Making better fire extinguishers with vortex rocket technology
Every year, NASA likes to remind us how the technology that it develops is good for far more than just sending stuff into space. One of the highlights of its 2011 technology spinoff report is a fire extinguisher that uses vortex combustion technology to put out fires faster and more efficiently than ever before.
Vortex is just a cooler-sounding word for tornado, and the way vortex combustion technology works is by creating a little tornado inside the combustion chamber of a rocket engine. The tornado keeps the high-pressure liquid propellant from making direct contact with the walls of the combustion chamber as it burns, meaning that you can have a smaller, lighter, cheaper engine core that's much more reliable and easier to reuse.
A subsidiary of the NASA-funded company that developed this vortex flow system, HMA, decided to take a look and see if they could apply the same general principles to other things that rely on high-pressure liquid flow management, like fire-suppression systems. The prevailing philosophy when fighting fires as been to just try and drown the fire with as large of a volume of water as possible, but it turns out that this isn't the most efficient (or effective) way to go.
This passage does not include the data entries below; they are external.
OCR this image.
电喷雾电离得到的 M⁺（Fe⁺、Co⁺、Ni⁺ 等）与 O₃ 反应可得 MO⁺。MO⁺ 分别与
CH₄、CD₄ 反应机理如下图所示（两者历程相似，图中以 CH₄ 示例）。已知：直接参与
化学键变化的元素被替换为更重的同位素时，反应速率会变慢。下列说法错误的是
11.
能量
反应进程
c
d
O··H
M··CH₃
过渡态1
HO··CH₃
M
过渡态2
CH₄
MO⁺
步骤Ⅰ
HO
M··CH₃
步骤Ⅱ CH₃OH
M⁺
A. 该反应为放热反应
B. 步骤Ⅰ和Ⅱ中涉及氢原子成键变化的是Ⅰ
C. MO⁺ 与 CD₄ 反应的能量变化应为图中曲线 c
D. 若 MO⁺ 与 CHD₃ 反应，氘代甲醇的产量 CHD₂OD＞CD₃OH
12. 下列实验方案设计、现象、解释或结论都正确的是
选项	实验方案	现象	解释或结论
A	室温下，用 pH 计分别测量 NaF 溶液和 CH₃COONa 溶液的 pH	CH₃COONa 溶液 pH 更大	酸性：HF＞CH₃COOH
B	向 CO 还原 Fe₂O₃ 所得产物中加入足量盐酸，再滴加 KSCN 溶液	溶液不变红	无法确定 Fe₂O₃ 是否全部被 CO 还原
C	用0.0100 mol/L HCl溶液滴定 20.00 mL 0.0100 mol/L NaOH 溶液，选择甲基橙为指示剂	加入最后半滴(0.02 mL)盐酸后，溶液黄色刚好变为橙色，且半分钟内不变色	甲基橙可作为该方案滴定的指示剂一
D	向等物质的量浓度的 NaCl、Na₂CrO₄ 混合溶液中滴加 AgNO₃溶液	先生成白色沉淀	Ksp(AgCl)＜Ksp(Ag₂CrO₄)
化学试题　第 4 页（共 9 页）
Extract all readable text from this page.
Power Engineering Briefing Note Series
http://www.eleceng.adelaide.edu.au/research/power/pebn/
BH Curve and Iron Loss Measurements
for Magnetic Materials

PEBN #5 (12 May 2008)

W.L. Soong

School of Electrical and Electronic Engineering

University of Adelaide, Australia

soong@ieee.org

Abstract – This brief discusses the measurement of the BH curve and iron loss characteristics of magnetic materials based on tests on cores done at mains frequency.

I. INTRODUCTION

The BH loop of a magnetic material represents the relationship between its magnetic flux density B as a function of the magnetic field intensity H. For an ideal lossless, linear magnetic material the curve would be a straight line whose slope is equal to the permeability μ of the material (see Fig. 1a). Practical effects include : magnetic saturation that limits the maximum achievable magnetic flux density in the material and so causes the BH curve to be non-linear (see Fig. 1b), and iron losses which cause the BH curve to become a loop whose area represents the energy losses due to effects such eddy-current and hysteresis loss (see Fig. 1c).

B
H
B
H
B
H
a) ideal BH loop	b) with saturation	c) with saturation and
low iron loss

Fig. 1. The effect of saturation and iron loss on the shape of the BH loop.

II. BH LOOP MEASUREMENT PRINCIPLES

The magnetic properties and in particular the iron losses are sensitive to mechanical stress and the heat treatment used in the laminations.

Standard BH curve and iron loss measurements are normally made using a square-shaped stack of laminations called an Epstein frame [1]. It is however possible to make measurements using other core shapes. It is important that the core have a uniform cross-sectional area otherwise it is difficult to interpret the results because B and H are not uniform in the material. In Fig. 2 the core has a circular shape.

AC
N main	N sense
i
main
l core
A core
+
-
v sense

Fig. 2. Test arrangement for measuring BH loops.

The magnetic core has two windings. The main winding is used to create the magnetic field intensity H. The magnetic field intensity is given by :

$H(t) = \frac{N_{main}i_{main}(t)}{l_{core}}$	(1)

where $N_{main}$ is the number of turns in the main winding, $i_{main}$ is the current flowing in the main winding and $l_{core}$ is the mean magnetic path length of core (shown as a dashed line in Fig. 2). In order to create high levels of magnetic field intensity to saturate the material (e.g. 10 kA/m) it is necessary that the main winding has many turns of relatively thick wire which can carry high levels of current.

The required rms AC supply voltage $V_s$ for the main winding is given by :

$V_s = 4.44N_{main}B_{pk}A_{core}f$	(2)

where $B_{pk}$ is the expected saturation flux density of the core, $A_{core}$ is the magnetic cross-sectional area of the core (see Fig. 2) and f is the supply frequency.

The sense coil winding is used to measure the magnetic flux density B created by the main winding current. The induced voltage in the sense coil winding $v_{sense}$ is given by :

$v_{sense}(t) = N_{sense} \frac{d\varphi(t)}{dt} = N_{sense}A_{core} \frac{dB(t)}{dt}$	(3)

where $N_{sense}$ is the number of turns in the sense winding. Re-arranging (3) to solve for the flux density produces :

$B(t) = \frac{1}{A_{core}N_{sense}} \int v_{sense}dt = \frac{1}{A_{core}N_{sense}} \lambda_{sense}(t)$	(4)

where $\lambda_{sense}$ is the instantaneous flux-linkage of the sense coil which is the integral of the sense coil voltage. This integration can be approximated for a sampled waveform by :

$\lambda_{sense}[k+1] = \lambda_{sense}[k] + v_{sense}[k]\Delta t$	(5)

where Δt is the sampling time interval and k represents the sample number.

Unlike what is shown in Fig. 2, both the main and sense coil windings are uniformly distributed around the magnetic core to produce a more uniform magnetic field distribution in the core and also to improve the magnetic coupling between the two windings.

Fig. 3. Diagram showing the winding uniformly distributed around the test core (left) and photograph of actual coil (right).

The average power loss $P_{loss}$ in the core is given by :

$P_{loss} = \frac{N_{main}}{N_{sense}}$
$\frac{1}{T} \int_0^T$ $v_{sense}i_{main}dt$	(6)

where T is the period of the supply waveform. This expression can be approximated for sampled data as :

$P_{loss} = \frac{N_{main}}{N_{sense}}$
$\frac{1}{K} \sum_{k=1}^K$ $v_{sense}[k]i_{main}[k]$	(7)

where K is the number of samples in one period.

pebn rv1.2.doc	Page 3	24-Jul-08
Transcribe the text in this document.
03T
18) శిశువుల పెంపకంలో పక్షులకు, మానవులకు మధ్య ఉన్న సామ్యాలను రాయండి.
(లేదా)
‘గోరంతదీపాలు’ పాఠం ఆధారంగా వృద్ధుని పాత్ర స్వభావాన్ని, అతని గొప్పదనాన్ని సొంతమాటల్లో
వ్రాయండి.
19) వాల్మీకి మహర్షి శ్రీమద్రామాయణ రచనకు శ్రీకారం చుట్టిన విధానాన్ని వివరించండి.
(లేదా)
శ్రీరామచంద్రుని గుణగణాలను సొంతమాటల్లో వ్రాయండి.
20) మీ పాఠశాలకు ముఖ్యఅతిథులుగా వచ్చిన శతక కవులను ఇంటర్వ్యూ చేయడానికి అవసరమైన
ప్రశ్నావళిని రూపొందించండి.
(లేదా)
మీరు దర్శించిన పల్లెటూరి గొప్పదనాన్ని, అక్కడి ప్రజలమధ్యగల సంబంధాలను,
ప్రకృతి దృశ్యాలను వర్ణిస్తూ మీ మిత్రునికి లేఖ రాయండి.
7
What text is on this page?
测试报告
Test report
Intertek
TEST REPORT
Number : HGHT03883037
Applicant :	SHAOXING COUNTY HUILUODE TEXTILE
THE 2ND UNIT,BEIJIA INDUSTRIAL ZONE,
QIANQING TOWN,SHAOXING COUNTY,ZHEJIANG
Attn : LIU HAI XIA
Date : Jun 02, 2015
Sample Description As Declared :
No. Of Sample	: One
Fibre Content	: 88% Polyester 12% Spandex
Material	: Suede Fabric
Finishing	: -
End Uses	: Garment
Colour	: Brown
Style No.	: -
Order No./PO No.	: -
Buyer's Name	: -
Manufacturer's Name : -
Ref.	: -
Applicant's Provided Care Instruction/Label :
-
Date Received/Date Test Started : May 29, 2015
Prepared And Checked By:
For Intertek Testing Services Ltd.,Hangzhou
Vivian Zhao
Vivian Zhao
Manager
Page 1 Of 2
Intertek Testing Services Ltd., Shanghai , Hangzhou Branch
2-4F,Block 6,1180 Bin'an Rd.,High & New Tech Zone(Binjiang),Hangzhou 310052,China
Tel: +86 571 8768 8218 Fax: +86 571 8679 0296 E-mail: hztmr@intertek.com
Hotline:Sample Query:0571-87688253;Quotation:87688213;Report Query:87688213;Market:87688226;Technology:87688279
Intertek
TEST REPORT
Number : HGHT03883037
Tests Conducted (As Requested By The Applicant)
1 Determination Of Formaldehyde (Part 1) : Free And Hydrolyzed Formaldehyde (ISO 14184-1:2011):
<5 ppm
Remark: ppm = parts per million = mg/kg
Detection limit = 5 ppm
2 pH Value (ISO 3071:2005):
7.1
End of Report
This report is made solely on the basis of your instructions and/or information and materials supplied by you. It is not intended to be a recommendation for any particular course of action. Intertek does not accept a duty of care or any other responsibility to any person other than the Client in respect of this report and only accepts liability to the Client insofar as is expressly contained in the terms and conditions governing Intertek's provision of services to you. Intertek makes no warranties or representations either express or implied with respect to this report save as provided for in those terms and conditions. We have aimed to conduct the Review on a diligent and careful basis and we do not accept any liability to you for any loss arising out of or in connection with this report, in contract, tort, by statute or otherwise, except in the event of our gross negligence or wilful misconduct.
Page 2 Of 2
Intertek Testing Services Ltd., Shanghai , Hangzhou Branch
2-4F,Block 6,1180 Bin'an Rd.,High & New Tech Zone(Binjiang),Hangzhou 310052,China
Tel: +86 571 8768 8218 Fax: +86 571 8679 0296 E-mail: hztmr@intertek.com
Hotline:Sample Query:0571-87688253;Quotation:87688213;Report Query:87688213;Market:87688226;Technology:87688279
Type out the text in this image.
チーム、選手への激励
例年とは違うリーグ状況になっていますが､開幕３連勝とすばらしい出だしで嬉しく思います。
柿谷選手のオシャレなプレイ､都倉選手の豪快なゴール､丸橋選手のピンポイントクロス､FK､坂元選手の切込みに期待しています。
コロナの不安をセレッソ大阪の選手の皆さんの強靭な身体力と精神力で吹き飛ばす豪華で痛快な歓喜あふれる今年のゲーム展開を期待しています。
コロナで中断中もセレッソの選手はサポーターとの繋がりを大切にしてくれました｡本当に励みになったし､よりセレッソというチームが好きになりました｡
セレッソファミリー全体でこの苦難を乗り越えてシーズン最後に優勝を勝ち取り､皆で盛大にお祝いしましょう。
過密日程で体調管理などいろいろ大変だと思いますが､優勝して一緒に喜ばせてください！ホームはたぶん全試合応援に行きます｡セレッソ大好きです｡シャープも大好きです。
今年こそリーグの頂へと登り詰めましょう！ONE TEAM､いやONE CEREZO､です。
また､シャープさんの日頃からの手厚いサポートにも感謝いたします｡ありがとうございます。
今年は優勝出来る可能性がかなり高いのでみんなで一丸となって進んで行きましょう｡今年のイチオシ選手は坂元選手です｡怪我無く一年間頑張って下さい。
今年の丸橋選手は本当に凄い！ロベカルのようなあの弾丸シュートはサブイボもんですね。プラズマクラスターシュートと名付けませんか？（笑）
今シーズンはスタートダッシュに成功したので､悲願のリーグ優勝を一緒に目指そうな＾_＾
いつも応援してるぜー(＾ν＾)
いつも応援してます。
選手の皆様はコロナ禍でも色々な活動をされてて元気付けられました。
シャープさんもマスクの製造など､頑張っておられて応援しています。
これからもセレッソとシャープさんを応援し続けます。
By increasing water pressure and decreasing volume, it's possible to create an "energetic blanket" of ultra-fine water droplets, increasing the area of water contacting the fire by a factor of four.
One series of tests using empty houses at Vandenberg Air Force Base compared an HMA system with a 20-gallon-per-minute, 1,400 pound-per-square-inch (psi) discharge capability (at the pump) versus a standard 100-gallon-per-minute, 125 psi standard hand line--the kind that typically takes a few firemen to control. The standard line extinguished a set fire in a living room in 1 minute and 45 seconds using 220 gallons of water. The HMA system extinguished an identical fire in 17.3 seconds using 13.6 gallons--with a hose requiring only one person to manage.
Also, the high pressure vortex stream lowers fire temperatures far faster (resulting in less smoke and a safer environment), and since less water is used, less damage is caused to structures overall.
Firefighting isn't the only spinoff that NASA has helped to make happen; just this year, you can also thank it for improving air traffic control systems, designing better ventilators for critically ill patients, and helping to develop more efficient and environmentally friendly ways of burning coal for electricity.